In fact, it does end up suggesting that we, as a society, might do well to take some time out and ponder whether the howling rage that has become valuable political currency in the contemporary world may be causing more problems than it is in locating rational solutions.
The film opens, as all films should, on a massive headbutt, as perpetually unsmiling man-hulk Matthias (Marin Grigore) takes violent umbrage when his boss at a German border-town abattoir refers to him as a “Lazy Gypsy”. We later discover that his anger was couched in a recent and successful purge of the Roma population from his dinky Transylvanian village, and even though he’s a man who tends to keep his political views closely guarded, that comment clearly hits a raw nerve.
Mungiu’s intimate and intricate drama takes in questions of dyed-in-the-wool provincial bigotry and the ways in which it spreads like a virus through digital and interpersonal means. Yet this is absolutely not a polemic, or a cinematic plea for a softening of attitudes, as the director is primarily interested in weeding out the root cause of this dangerous shift in civic understanding.
This is where Csilla (Judith State) comes in. She is the general manager at a local bread factory and who needs additional labour for the busy Christmas period, but opts to look beyond Romania’s borders and, indeed, the little village for anyone who would accept their measly wage terms. Csilla and her Mercades-driving boss attempt to sell their ploy to locals as a boon for diversity and claim to be squeaky clean when it comes to EU employment law, but the folks are having none of it. And how do you argue with someone who believes that Sri Lankans (the ethnicity of the newly hired bakers) don’t wipe their asses and touch the food with their dirty hands?

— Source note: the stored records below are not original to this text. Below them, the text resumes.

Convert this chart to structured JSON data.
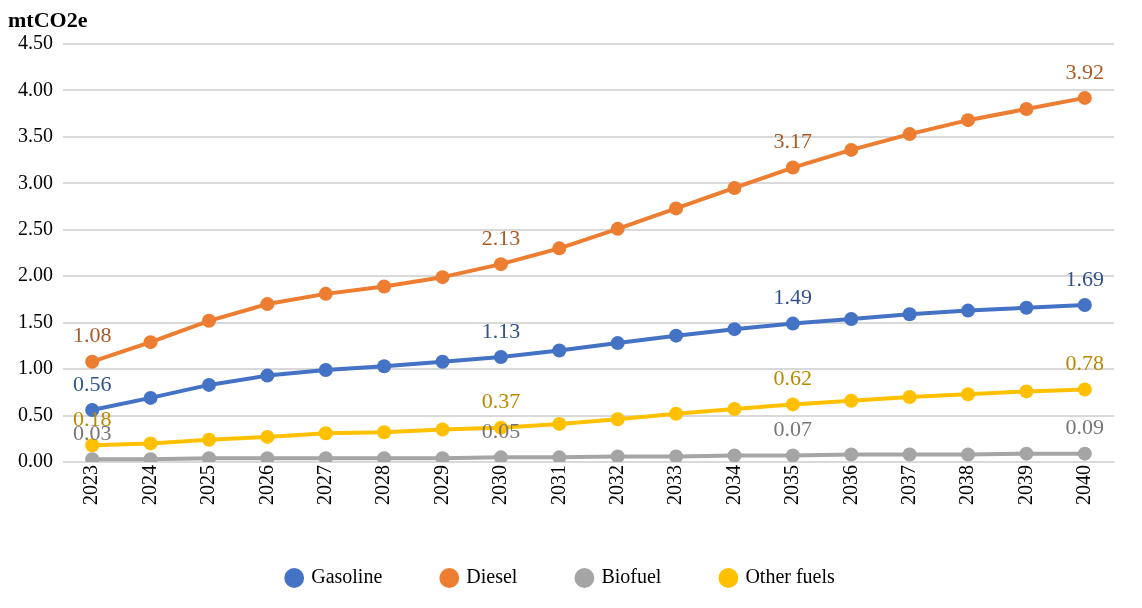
{
  "chart_data": {
    "type": "line",
    "ylabel": "mtCO2e",
    "categories": [
      "2023",
      "2024",
      "2025",
      "2026",
      "2027",
      "2028",
      "2029",
      "2030",
      "2031",
      "2032",
      "2033",
      "2034",
      "2035",
      "2036",
      "2037",
      "2038",
      "2039",
      "2040"
    ],
    "series": [
      {
        "name": "Gasoline",
        "color": "#4472c4",
        "values": [
          0.56,
          0.69,
          0.83,
          0.93,
          0.99,
          1.03,
          1.08,
          1.13,
          1.2,
          1.28,
          1.36,
          1.43,
          1.49,
          1.54,
          1.59,
          1.63,
          1.66,
          1.69
        ],
        "value_labels": [
          "0.56",
          null,
          null,
          null,
          null,
          null,
          null,
          "1.13",
          null,
          null,
          null,
          null,
          "1.49",
          null,
          null,
          null,
          null,
          "1.69"
        ]
      },
      {
        "name": "Diesel",
        "color": "#ed7d31",
        "values": [
          1.08,
          1.29,
          1.52,
          1.7,
          1.81,
          1.89,
          1.99,
          2.13,
          2.3,
          2.51,
          2.73,
          2.95,
          3.17,
          3.36,
          3.53,
          3.68,
          3.8,
          3.92
        ],
        "value_labels": [
          "1.08",
          null,
          null,
          null,
          null,
          null,
          null,
          "2.13",
          null,
          null,
          null,
          null,
          "3.17",
          null,
          null,
          null,
          null,
          "3.92"
        ]
      },
      {
        "name": "Biofuel",
        "color": "#a5a5a5",
        "values": [
          0.03,
          0.03,
          0.04,
          0.04,
          0.04,
          0.04,
          0.04,
          0.05,
          0.05,
          0.06,
          0.06,
          0.07,
          0.07,
          0.08,
          0.08,
          0.08,
          0.09,
          0.09
        ],
        "value_labels": [
          "0.03",
          null,
          null,
          null,
          null,
          null,
          null,
          "0.05",
          null,
          null,
          null,
          null,
          "0.07",
          null,
          null,
          null,
          null,
          "0.09"
        ]
      },
      {
        "name": "Other fuels",
        "color": "#ffc000",
        "values": [
          0.18,
          0.2,
          0.24,
          0.27,
          0.31,
          0.32,
          0.35,
          0.37,
          0.41,
          0.46,
          0.52,
          0.57,
          0.62,
          0.66,
          0.7,
          0.73,
          0.76,
          0.78
        ],
        "value_labels": [
          "0.18",
          null,
          null,
          null,
          null,
          null,
          null,
          "0.37",
          null,
          null,
          null,
          null,
          "0.62",
          null,
          null,
          null,
          null,
          "0.78"
        ]
      }
    ],
    "ylim": [
      0,
      4.5
    ],
    "yticks": [
      {
        "value": 0,
        "label": "0.00"
      },
      {
        "value": 0.5,
        "label": "0.50"
      },
      {
        "value": 1,
        "label": "1.00"
      },
      {
        "value": 1.5,
        "label": "1.50"
      },
      {
        "value": 2,
        "label": "2.00"
      },
      {
        "value": 2.5,
        "label": "2.50"
      },
      {
        "value": 3,
        "label": "3.00"
      },
      {
        "value": 3.5,
        "label": "3.50"
      },
      {
        "value": 4,
        "label": "4.00"
      },
      {
        "value": 4.5,
        "label": "4.50"
      }
    ],
    "grid": "y",
    "legend": "bottom",
    "marker": "circle",
    "line_style": "solid"
  }
}
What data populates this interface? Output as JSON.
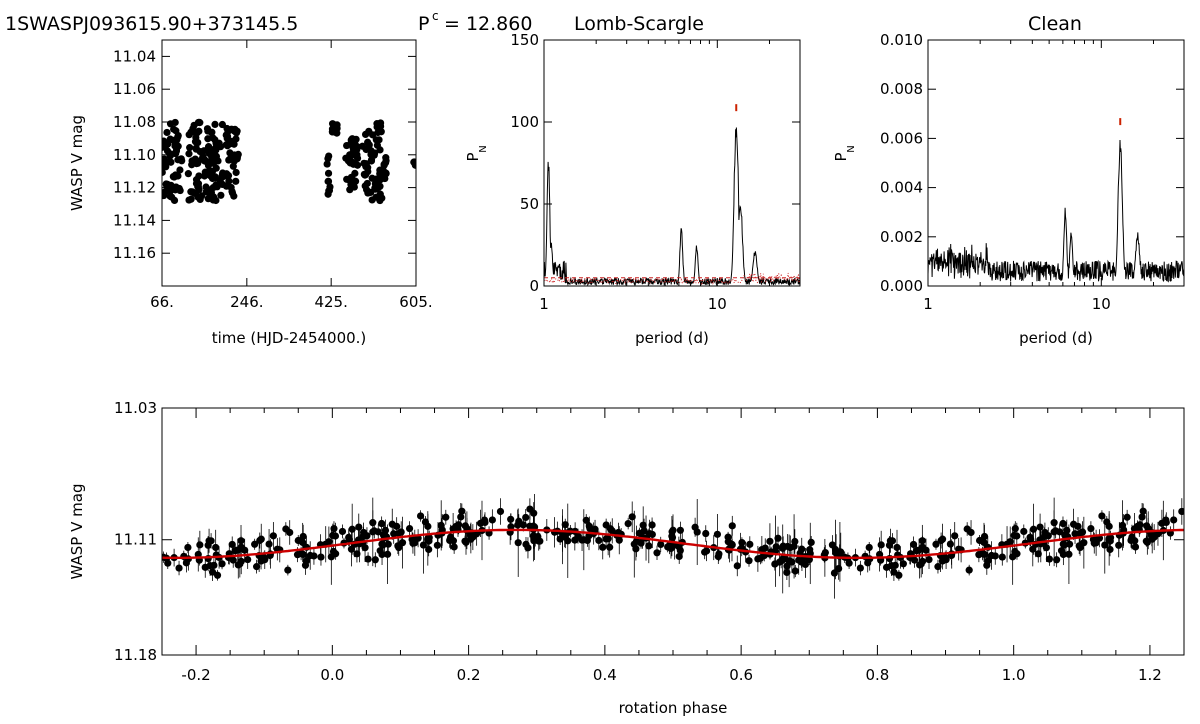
{
  "header": {
    "star_id": "1SWASPJ093615.90+373145.5",
    "period_label": "P",
    "period_sup": "c",
    "period_eq": "= 12.860",
    "method": "Lomb-Scargle",
    "clean_title": "Clean"
  },
  "colors": {
    "points": "#000000",
    "fit": "#cc0000",
    "noise": "#cc2222",
    "peak_marker": "#cc2200"
  },
  "chart_data": [
    {
      "id": "lightcurve",
      "type": "scatter",
      "title": "",
      "xlabel": "time (HJD-2454000.)",
      "ylabel": "WASP V mag",
      "xlim": [
        66,
        605
      ],
      "ylim": [
        11.18,
        11.03
      ],
      "y_reversed": true,
      "xticks": [
        "66.",
        "246.",
        "425.",
        "605."
      ],
      "yticks": [
        "11.04",
        "11.06",
        "11.08",
        "11.10",
        "11.12",
        "11.14",
        "11.16"
      ],
      "clusters": [
        {
          "x": [
            66,
            108
          ],
          "y": [
            11.08,
            11.128
          ]
        },
        {
          "x": [
            120,
            196
          ],
          "y": [
            11.08,
            11.128
          ]
        },
        {
          "x": [
            202,
            228
          ],
          "y": [
            11.082,
            11.126
          ]
        },
        {
          "x": [
            416,
            423
          ],
          "y": [
            11.1,
            11.125
          ]
        },
        {
          "x": [
            426,
            438
          ],
          "y": [
            11.081,
            11.087
          ]
        },
        {
          "x": [
            456,
            482
          ],
          "y": [
            11.09,
            11.122
          ]
        },
        {
          "x": [
            491,
            533
          ],
          "y": [
            11.08,
            11.128
          ]
        },
        {
          "x": [
            535,
            542
          ],
          "y": [
            11.1,
            11.115
          ]
        },
        {
          "x": [
            600,
            605
          ],
          "y": [
            11.104,
            11.108
          ]
        }
      ]
    },
    {
      "id": "periodogram",
      "type": "line",
      "title": "",
      "xlabel": "period (d)",
      "ylabel": "P",
      "ylabel_sub": "N",
      "x_log": true,
      "xlim": [
        1,
        30
      ],
      "ylim": [
        0,
        150
      ],
      "xticks": [
        "1",
        "10"
      ],
      "yticks": [
        "0",
        "50",
        "100",
        "150"
      ],
      "peak_period": 12.86,
      "peak_power": 106,
      "false_alarm_level": 5,
      "features": [
        {
          "x": 1.06,
          "y": 83
        },
        {
          "x": 1.1,
          "y": 27
        },
        {
          "x": 6.2,
          "y": 37
        },
        {
          "x": 7.6,
          "y": 26
        },
        {
          "x": 12.86,
          "y": 106
        },
        {
          "x": 13.6,
          "y": 52
        },
        {
          "x": 16.5,
          "y": 22
        }
      ]
    },
    {
      "id": "clean",
      "type": "line",
      "title": "Clean",
      "xlabel": "period (d)",
      "ylabel": "P",
      "ylabel_sub": "N",
      "x_log": true,
      "xlim": [
        1,
        30
      ],
      "ylim": [
        0,
        0.01
      ],
      "xticks": [
        "1",
        "10"
      ],
      "yticks": [
        "0.000",
        "0.002",
        "0.004",
        "0.006",
        "0.008",
        "0.010"
      ],
      "peak_period": 12.86,
      "peak_power": 0.0065,
      "features": [
        {
          "x": 6.2,
          "y": 0.0033
        },
        {
          "x": 6.7,
          "y": 0.0024
        },
        {
          "x": 12.86,
          "y": 0.0064
        },
        {
          "x": 16.2,
          "y": 0.0022
        }
      ]
    },
    {
      "id": "phase",
      "type": "scatter",
      "title": "",
      "xlabel": "rotation phase",
      "ylabel": "WASP V mag",
      "xlim": [
        -0.25,
        1.25
      ],
      "ylim": [
        11.18,
        11.03
      ],
      "y_reversed": true,
      "xticks": [
        "-0.2",
        "0.0",
        "0.2",
        "0.4",
        "0.6",
        "0.8",
        "1.0",
        "1.2"
      ],
      "yticks": [
        "11.03",
        "11.11",
        "11.18"
      ],
      "fit": {
        "mean": 11.1125,
        "amplitude": 0.0085,
        "min_phase": 0.27
      }
    }
  ]
}
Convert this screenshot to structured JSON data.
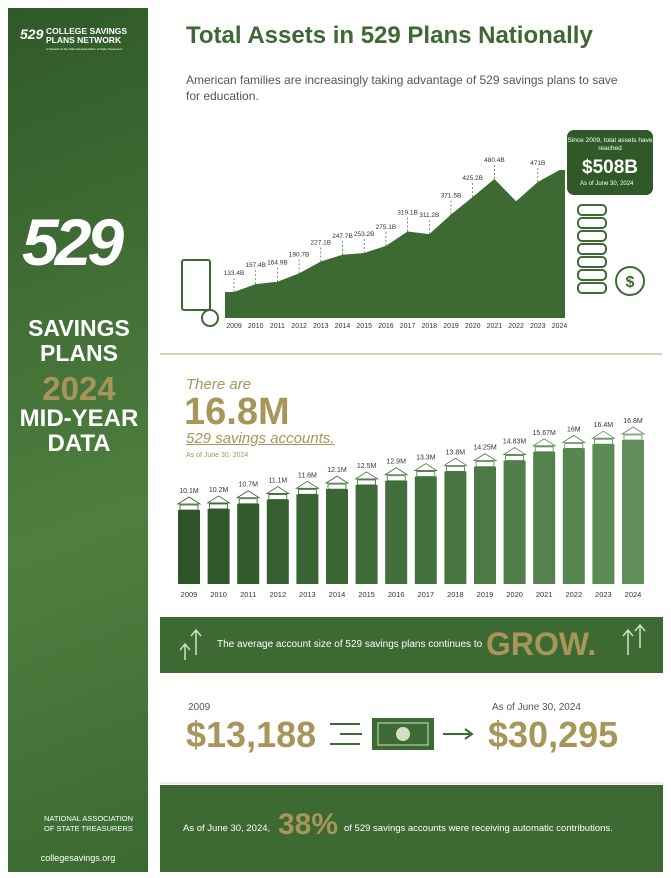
{
  "sidebar": {
    "network_name": "COLLEGE SAVINGS PLANS NETWORK",
    "network_tagline": "A Network of the National Association of State Treasurers",
    "logo": "529",
    "heading_1": "SAVINGS PLANS",
    "heading_year": "2024",
    "heading_2": "MID-YEAR DATA",
    "association": "NATIONAL ASSOCIATION OF STATE TREASURERS",
    "website": "collegesavings.org"
  },
  "title": "Total Assets in 529 Plans Nationally",
  "subtitle": "American families are increasingly taking advantage of 529 savings plans to save for education.",
  "chart_data": [
    {
      "type": "area",
      "categories": [
        "2009",
        "2010",
        "2011",
        "2012",
        "2013",
        "2014",
        "2015",
        "2016",
        "2017",
        "2018",
        "2019",
        "2020",
        "2021",
        "2022",
        "2023",
        "2024"
      ],
      "values": [
        133.4,
        157.4,
        164.9,
        190.7,
        227.1,
        247.7,
        253.2,
        275.1,
        319.1,
        311.2,
        371.5,
        425.2,
        480.4,
        412,
        471,
        508
      ],
      "value_labels": [
        "133.4B",
        "157.4B",
        "164.9B",
        "190.7B",
        "227.1B",
        "247.7B",
        "253.2B",
        "275.1B",
        "319.1B",
        "311.2B",
        "371.5B",
        "425.2B",
        "480.4B",
        null,
        "471B",
        null
      ],
      "color": "#3c6a32"
    },
    {
      "type": "bar",
      "categories": [
        "2009",
        "2010",
        "2011",
        "2012",
        "2013",
        "2014",
        "2015",
        "2016",
        "2017",
        "2018",
        "2019",
        "2020",
        "2021",
        "2022",
        "2023",
        "2024"
      ],
      "values": [
        10.1,
        10.2,
        10.7,
        11.1,
        11.6,
        12.1,
        12.5,
        12.9,
        13.3,
        13.8,
        14.25,
        14.83,
        15.67,
        16,
        16.4,
        16.8
      ],
      "value_labels": [
        "10.1M",
        "10.2M",
        "10.7M",
        "11.1M",
        "11.6M",
        "12.1M",
        "12.5M",
        "12.9M",
        "13.3M",
        "13.8M",
        "14.25M",
        "14.83M",
        "15.67M",
        "16M",
        "16.4M",
        "16.8M"
      ],
      "colors": [
        "#2c5426",
        "#2f5829",
        "#325c2c",
        "#355f2f",
        "#386332",
        "#3b6735",
        "#3e6a38",
        "#416e3b",
        "#44723e",
        "#487641",
        "#4b7a44",
        "#4f7e48",
        "#53824c",
        "#578750",
        "#5c8b55",
        "#61905a"
      ]
    }
  ],
  "callout": {
    "text": "Since 2009, total assets have reached",
    "amount": "$508B",
    "date": "As of June 30, 2024"
  },
  "accounts": {
    "intro": "There are",
    "count": "16.8M",
    "label": "529 savings accounts.",
    "date": "As of June 30, 2024"
  },
  "banner": {
    "text": "The average account size of 529 savings plans continues to",
    "emphasis": "GROW."
  },
  "comparison": {
    "start_label": "2009",
    "start_value": "$13,188",
    "end_label": "As of June 30, 2024",
    "end_value": "$30,295"
  },
  "footer": {
    "lead": "As of June 30, 2024,",
    "percent": "38%",
    "text": "of 529 savings accounts were receiving automatic contributions."
  }
}
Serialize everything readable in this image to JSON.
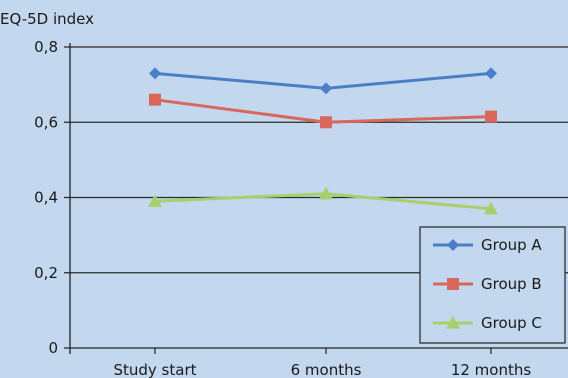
{
  "chart_data": {
    "type": "line",
    "ylabel": "EQ-5D index",
    "xlabel": "",
    "categories": [
      "Study start",
      "6 months",
      "12 months"
    ],
    "ylim": [
      0,
      0.8
    ],
    "yticks": [
      0,
      0.2,
      0.4,
      0.6,
      0.8
    ],
    "ytick_labels": [
      "0",
      "0,2",
      "0,4",
      "0,6",
      "0,8"
    ],
    "grid": "horizontal",
    "legend_position": "bottom-right",
    "series": [
      {
        "name": "Group A",
        "values": [
          0.73,
          0.69,
          0.73
        ],
        "color": "#4a7fc8",
        "marker": "diamond"
      },
      {
        "name": "Group B",
        "values": [
          0.66,
          0.6,
          0.615
        ],
        "color": "#d9675c",
        "marker": "square"
      },
      {
        "name": "Group C",
        "values": [
          0.39,
          0.41,
          0.37
        ],
        "color": "#a6d16a",
        "marker": "triangle"
      }
    ]
  }
}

The burn is slow and the cumulative impact is immense as Mungiu spends a good hour moving all his pieces into position before thwacking us with an explosive town meeting of the sort that, in bygone days, would’ve given the political green light to the Final Solution. Csilla believes that peaceable means and rational conduct will win the day, as she attempts to dismiss the problem as a small mob of drunken extremists. Her tone changes when they turn up at her cottage with firebombs and Klan masks.
With RMN, Mungiu gives us what feels like a contemporary western in the John Ford mode, where a lone, morally righteous hero must protect the oppressed, grease the cogs of capitalism and Christianity and gently teach the villagefolk the collective error of their ways. With its strong female heroine and male lead who’s nudged to the side in the second act, it even feels a lot like a riff on Nicholas Ray’s Johnny Guitar.
And like so often in these western movie, the hero has her own demons to deal with. It all ends on a howl of despair as Mungiu, finally, decides to muffle the objectivity for a moment and offer his provocative and ambiguous take on the paradox at the centre of the film. Guaranteed you won’t know what it means and you absolutely won’t see it coming. So it’s another very special film from this exceptionally gifted and thoughtful (and extremely angry) director.